Though... this is weird thought... I have been messing around with value historian and zoom blur/mask chains to manually track what the least blurred position should be with my mouse, and then just letting the zoom blur automate for play back. I've had interesting results, but I don't think I'm going to mess with it much more because of imminent GL Toolage...

One thing that came out of this is that it makes me realize that depth of field is also an undeniable visual phenomena, that you don't need to set out to "create" all of the time... for instance, in the post I did with the "inthebox" music visualizer qtz.... I note that when some things move quickly, and others move slowly within the same frame, and they are clearly positioned at different z values, a natural depth of field effect happens with the eye. I think this is amped up even more by the gradient edges/ field of view shifting in that particular case, and the fact that objects close in z move very quickly at parts, while some that are further away move slower and kind of percolate.
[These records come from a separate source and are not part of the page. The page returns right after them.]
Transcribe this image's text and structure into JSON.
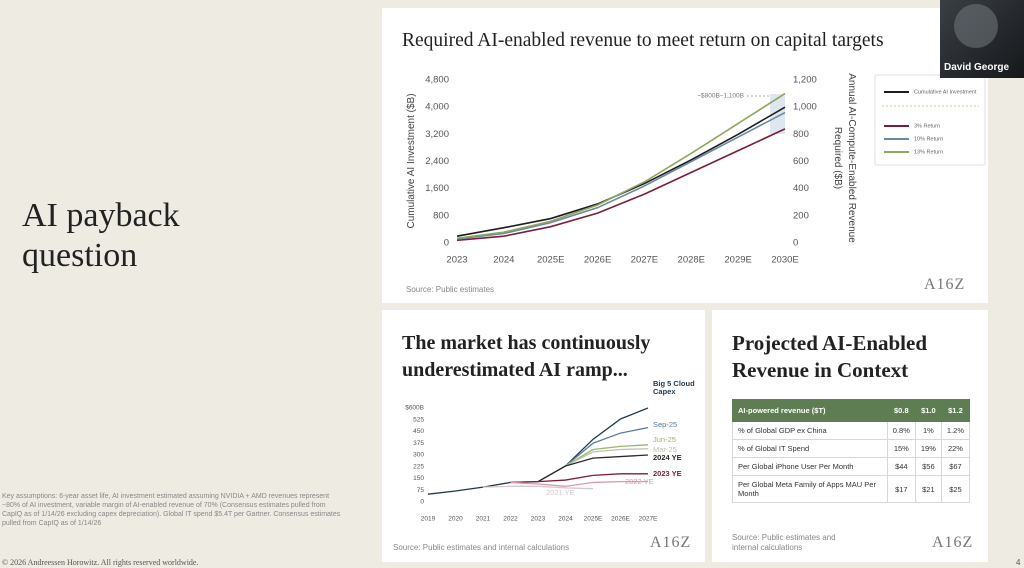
{
  "window": {
    "participant": "David George"
  },
  "slide": {
    "title": "AI payback question",
    "footnote": "Key assumptions: 6-year asset life, AI investment estimated assuming NVIDIA + AMD revenues represent ~80% of AI investment, variable margin of AI-enabled revenue of 70% (Consensus estimates pulled from CapIQ as of 1/14/26 excluding capex depreciation). Global IT spend $5.4T per Gartner. Consensus estimates pulled from CapIQ as of 1/14/26",
    "copyright": "© 2026 Andreessen Horowitz. All rights reserved worldwide.",
    "page_number": "4"
  },
  "chart_data": [
    {
      "type": "line",
      "title": "Required AI-enabled revenue to meet return on capital targets",
      "ylabel": "Cumulative AI Investment ($B)",
      "y2label": "Annual AI-Compute-Enabled Revenue Required ($B)",
      "annotation": "~$800B–1,100B",
      "source": "Source: Public estimates",
      "logo": "A16Z",
      "legend": "right",
      "categories": [
        "2023",
        "2024",
        "2025E",
        "2026E",
        "2027E",
        "2028E",
        "2029E",
        "2030E"
      ],
      "ylim": [
        0,
        4800
      ],
      "yticks": [
        0,
        800,
        {
          "value": 1600,
          "label": "1,600"
        },
        {
          "value": 2400,
          "label": "2,400"
        },
        {
          "value": 3200,
          "label": "3,200"
        },
        {
          "value": 4000,
          "label": "4,000"
        },
        {
          "value": 4800,
          "label": "4,800"
        }
      ],
      "y2lim": [
        0,
        1200
      ],
      "y2ticks": [
        0,
        200,
        400,
        600,
        800,
        {
          "value": 1000,
          "label": "1,000"
        },
        {
          "value": 1200,
          "label": "1,200"
        }
      ],
      "series": [
        {
          "name": "Cumulative AI Investment",
          "color": "#1d1d1d",
          "values": [
            200,
            450,
            720,
            1150,
            1750,
            2450,
            3200,
            4000
          ]
        },
        {
          "name": "3% Return",
          "color": "#7a1e3a",
          "axis": "y2",
          "values": [
            20,
            50,
            120,
            220,
            360,
            520,
            680,
            840
          ]
        },
        {
          "name": "10% Return",
          "color": "#6a88a3",
          "axis": "y2",
          "values": [
            30,
            70,
            150,
            260,
            420,
            600,
            780,
            960
          ]
        },
        {
          "name": "13% Return",
          "color": "#8fa65e",
          "axis": "y2",
          "values": [
            35,
            80,
            160,
            280,
            450,
            660,
            880,
            1100
          ]
        }
      ]
    },
    {
      "type": "line",
      "title": "The market has continuously underestimated AI ramp...",
      "source": "Source: Public estimates and internal calculations",
      "logo": "A16Z",
      "categories": [
        "2019",
        "2020",
        "2021",
        "2022",
        "2023",
        "2024",
        "2025E",
        "2026E",
        "2027E"
      ],
      "ylim": [
        0,
        600
      ],
      "yticks": [
        0,
        75,
        150,
        225,
        300,
        375,
        450,
        525,
        {
          "value": 600,
          "label": "$600B"
        }
      ],
      "series": [
        {
          "name": "Big 5 Cloud Capex",
          "color": "#1f3a4d",
          "values": [
            50,
            70,
            95,
            125,
            130,
            230,
            400,
            530,
            600
          ]
        },
        {
          "name": "Sep-25",
          "color": "#5b7c99",
          "values": [
            null,
            null,
            null,
            null,
            null,
            230,
            375,
            440,
            475
          ]
        },
        {
          "name": "Jun-25",
          "color": "#9bb56b",
          "values": [
            null,
            null,
            null,
            null,
            null,
            230,
            335,
            355,
            365
          ]
        },
        {
          "name": "Mar-25",
          "color": "#b9c4b0",
          "values": [
            null,
            null,
            null,
            null,
            null,
            230,
            320,
            335,
            340
          ]
        },
        {
          "name": "2024 YE",
          "color": "#2b2b2b",
          "values": [
            null,
            null,
            null,
            null,
            130,
            230,
            280,
            290,
            300
          ]
        },
        {
          "name": "2023 YE",
          "color": "#7a1e3a",
          "values": [
            null,
            null,
            null,
            125,
            130,
            140,
            170,
            180,
            180
          ]
        },
        {
          "name": "2022 YE",
          "color": "#d79aa8",
          "values": [
            null,
            null,
            null,
            125,
            115,
            100,
            125,
            130,
            130
          ]
        },
        {
          "name": "2021 YE",
          "color": "#d6c7cc",
          "values": [
            null,
            null,
            95,
            100,
            100,
            90,
            85,
            null,
            null
          ]
        }
      ]
    }
  ],
  "table": {
    "title": "Projected AI-Enabled Revenue in Context",
    "header": [
      "AI-powered revenue ($T)",
      "$0.8",
      "$1.0",
      "$1.2"
    ],
    "rows": [
      [
        "% of Global GDP ex China",
        "0.8%",
        "1%",
        "1.2%"
      ],
      [
        "% of Global IT Spend",
        "15%",
        "19%",
        "22%"
      ],
      [
        "Per Global iPhone User Per Month",
        "$44",
        "$56",
        "$67"
      ],
      [
        "Per Global Meta Family of Apps MAU Per Month",
        "$17",
        "$21",
        "$25"
      ]
    ],
    "source": "Source: Public estimates and internal calculations",
    "logo": "A16Z"
  }
}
...I think that what makes the eye see the imperfection in these type of examples is that when objects are static, our own sense of depth of field is largely a byproduct of the difference between our direct line of sight, and our peripheral vision. We don't actually "see" this much blur, in this way (even though the cubes are moving, they aren't flying wildly out of our actual field of view)... it is more subtle and smooth I guess...

I would bet that examples like this would improve in perceived quality in direct correlation to how close the edges of the screen/blurred portion of the image is in line with our actual peripheral vision.

Could very well be wrong about everything I just wrote... just some thoughts.

capsaicin's picture
Re: hack-tastic

Any updates on this? I'd love something like, say, a DOF environment, which uses shaders rather than a Render In Image (for both CPU/GPU efficiency and a more accurate, photographic appearance) that I could just drop my whole 3D composition into. And then it could have published inputs for focal distance and focal depth.

Is something like this possible? It probably is, but I'm a dunce with code, I wouldn't even know where to begin... is something like this down the pipeline for GL Tools or Kineme 3D?